Apparently, the theater-going audience that Gogerty is trying to reach is no longer shocked by the act itself, so Minadakis is left with trying to shock people with "moral grayness". They're trying to move these things from the "wrong" category to the "gray" area. That's shocking. It's not surprising, but it is shocking.
To some, however, this may indeed be surprising. Slate's Dahlia Lithwik, from last year:
The problem with the slippery slope argument is that it depends on inexact, and sometimes hysterical, comparisons. Most of us can agree, for instance, that all the shriekings about gay marriage opening the door to incest with children and pedophilia are inapposite.
An appeal to only the legal angle begs the question. Normalizing this will ultimately mean more of it, especially the way "privacy of my own bedroom" is used by those trying to normalize homosexual marriage.
The Atlanta Journal-Constitution's Diane Glass, also from 2004, approached this from the same angle:
Which brings us to the inevitable "what about the children" argument. What's stopping us from going down the slippery slope toward pedophilia? Well, the fact that only adults can marry. Problem solved.
For some, that's simply a discriminatory statute just waiting to be "reformed".
Kevin Drum, from 2 years ago, railing on Rick Santorum:
Santorum's main beef relied on a "slippery slope" argument: if the government can't ban gay sex, then it also can't ban incest, bigamy, or adultery. This reminds me of why I dislike slippery slope arguments so much: they rely on the unspoken assumptions that (a) all arguments will eventually be followed to their most extreme conclusion, and (b) there are people whose ultimate goal is to gain acceptance of those extreme positions.
And yet here we stand, with an arts crowd looking to give a boost to some of the very things that Drum didn't think was anywhere down the slope at all.
The surprise for these and others appears to be that a different set of people may, in fact, be responsible for pushing pedophilia and incest into the mainstream of society than were responsible for giving homosexual marriage a kick-start. It doesn't really matter that some same-sex marriage advocates didn't want to see incest normalized, frankly. The main argument against same-sex marriage was "where does it end?" When the line is pushed to a new distance, it's now much shorter distance to other targets, and the folks waiting at those other targets are very happy you helped them out. Your protestations against their targets mean nothing to them, while they use your same arguments to work for what they want. You've done most of their work for them, and now all they have to do is nudge things a little more with a play here and a book there and an outed celebrity to sign autographs.

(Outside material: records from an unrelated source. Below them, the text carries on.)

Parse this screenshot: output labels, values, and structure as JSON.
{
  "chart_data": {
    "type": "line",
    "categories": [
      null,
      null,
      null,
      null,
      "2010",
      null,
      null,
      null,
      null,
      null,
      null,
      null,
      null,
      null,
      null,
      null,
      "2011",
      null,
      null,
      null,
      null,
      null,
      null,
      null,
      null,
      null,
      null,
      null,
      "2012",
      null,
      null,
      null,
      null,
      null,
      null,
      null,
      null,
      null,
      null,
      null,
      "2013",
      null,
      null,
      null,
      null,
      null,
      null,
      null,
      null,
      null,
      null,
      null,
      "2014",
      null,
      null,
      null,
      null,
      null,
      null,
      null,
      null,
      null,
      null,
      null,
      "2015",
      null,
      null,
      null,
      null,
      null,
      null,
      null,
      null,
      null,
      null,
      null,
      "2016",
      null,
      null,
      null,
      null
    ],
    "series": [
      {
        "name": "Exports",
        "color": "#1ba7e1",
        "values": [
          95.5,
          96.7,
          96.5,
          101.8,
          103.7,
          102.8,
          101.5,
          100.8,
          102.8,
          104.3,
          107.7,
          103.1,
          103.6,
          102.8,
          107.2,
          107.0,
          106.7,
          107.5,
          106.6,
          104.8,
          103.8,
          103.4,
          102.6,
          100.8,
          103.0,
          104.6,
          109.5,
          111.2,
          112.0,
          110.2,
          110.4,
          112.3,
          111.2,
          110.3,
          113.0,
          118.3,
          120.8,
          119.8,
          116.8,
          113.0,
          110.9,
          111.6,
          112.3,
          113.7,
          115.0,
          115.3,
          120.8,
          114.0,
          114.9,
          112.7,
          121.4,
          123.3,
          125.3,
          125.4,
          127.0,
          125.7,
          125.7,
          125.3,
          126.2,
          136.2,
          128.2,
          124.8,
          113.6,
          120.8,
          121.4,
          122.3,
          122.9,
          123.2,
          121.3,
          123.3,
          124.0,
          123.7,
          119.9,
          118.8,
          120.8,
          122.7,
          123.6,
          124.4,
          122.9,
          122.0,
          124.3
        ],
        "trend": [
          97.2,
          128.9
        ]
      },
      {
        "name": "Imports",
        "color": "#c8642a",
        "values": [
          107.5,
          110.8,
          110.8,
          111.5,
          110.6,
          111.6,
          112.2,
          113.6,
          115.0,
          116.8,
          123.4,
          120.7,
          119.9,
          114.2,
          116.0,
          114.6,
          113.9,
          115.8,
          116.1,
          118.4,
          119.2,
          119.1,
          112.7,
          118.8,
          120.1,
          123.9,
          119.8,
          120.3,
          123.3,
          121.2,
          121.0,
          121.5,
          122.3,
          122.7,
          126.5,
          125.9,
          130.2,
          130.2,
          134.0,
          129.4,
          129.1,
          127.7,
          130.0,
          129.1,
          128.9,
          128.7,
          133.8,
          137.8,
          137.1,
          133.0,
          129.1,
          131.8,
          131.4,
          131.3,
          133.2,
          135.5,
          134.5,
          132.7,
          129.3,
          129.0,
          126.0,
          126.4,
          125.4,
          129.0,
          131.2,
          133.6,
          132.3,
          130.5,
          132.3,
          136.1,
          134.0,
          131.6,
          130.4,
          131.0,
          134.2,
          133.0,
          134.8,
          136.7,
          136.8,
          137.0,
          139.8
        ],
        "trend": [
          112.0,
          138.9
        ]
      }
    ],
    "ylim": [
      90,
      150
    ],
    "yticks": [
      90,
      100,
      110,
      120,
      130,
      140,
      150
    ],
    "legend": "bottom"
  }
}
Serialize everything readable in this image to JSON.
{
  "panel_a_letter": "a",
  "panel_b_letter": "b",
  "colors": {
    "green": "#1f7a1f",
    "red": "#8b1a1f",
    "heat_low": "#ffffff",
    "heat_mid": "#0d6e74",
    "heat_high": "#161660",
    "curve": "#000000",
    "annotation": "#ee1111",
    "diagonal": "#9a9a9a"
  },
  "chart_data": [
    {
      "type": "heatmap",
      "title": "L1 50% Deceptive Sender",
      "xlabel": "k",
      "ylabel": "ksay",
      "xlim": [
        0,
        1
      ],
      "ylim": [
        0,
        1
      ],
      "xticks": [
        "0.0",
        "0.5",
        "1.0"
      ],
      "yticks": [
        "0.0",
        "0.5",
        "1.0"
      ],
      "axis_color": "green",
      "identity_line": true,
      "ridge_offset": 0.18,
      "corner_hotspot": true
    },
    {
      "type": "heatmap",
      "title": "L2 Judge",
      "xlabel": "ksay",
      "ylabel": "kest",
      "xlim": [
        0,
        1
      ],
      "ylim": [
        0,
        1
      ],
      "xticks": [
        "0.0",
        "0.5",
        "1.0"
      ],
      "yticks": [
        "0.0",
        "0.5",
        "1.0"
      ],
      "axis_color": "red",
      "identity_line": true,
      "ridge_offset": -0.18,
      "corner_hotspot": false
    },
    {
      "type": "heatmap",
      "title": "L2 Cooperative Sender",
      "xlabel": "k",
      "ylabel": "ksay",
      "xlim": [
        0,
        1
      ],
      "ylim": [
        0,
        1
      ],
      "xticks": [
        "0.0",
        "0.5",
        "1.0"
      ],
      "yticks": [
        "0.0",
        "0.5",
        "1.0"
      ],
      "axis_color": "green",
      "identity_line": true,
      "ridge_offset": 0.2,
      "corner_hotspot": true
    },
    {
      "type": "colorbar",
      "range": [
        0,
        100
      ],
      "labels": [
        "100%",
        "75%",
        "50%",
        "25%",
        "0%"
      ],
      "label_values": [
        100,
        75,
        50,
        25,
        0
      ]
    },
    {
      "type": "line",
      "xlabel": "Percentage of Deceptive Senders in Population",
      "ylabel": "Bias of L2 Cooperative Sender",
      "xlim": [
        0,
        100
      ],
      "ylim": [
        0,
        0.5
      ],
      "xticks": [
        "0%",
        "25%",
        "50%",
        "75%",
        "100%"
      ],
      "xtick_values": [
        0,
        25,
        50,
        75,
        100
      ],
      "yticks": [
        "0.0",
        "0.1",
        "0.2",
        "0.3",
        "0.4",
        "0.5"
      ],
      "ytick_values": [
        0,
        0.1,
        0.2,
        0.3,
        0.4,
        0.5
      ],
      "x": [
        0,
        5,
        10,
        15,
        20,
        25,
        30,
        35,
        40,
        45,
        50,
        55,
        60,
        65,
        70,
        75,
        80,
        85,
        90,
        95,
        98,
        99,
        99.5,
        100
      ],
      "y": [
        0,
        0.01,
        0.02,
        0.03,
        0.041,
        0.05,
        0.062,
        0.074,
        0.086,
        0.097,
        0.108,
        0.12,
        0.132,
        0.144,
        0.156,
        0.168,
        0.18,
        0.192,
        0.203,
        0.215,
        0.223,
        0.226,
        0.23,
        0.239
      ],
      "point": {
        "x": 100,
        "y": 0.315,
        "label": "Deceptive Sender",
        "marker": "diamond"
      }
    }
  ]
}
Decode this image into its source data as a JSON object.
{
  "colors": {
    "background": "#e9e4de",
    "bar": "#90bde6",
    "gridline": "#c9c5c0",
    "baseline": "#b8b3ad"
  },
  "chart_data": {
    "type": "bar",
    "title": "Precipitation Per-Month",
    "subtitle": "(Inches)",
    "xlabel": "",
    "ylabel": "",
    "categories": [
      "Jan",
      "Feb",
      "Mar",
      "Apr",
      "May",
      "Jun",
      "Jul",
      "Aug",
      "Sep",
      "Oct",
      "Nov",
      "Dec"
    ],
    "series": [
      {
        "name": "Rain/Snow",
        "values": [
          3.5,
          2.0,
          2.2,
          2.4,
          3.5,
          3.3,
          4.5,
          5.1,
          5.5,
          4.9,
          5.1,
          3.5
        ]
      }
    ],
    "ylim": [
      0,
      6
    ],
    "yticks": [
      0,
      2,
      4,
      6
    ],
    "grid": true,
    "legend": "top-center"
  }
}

The theatre has always been at the forefront of Cultural licence. There is a reason why the theatre was included in days past, along with drinking, smoking and cards/gambling as things that a "good Christian" should not do.
Also, the more I observe our culture, and history in general, the "Slippery Slope" Falacy seems less and less falacious to me every day. Things do get worse and, don't look now, but our world is falling apart.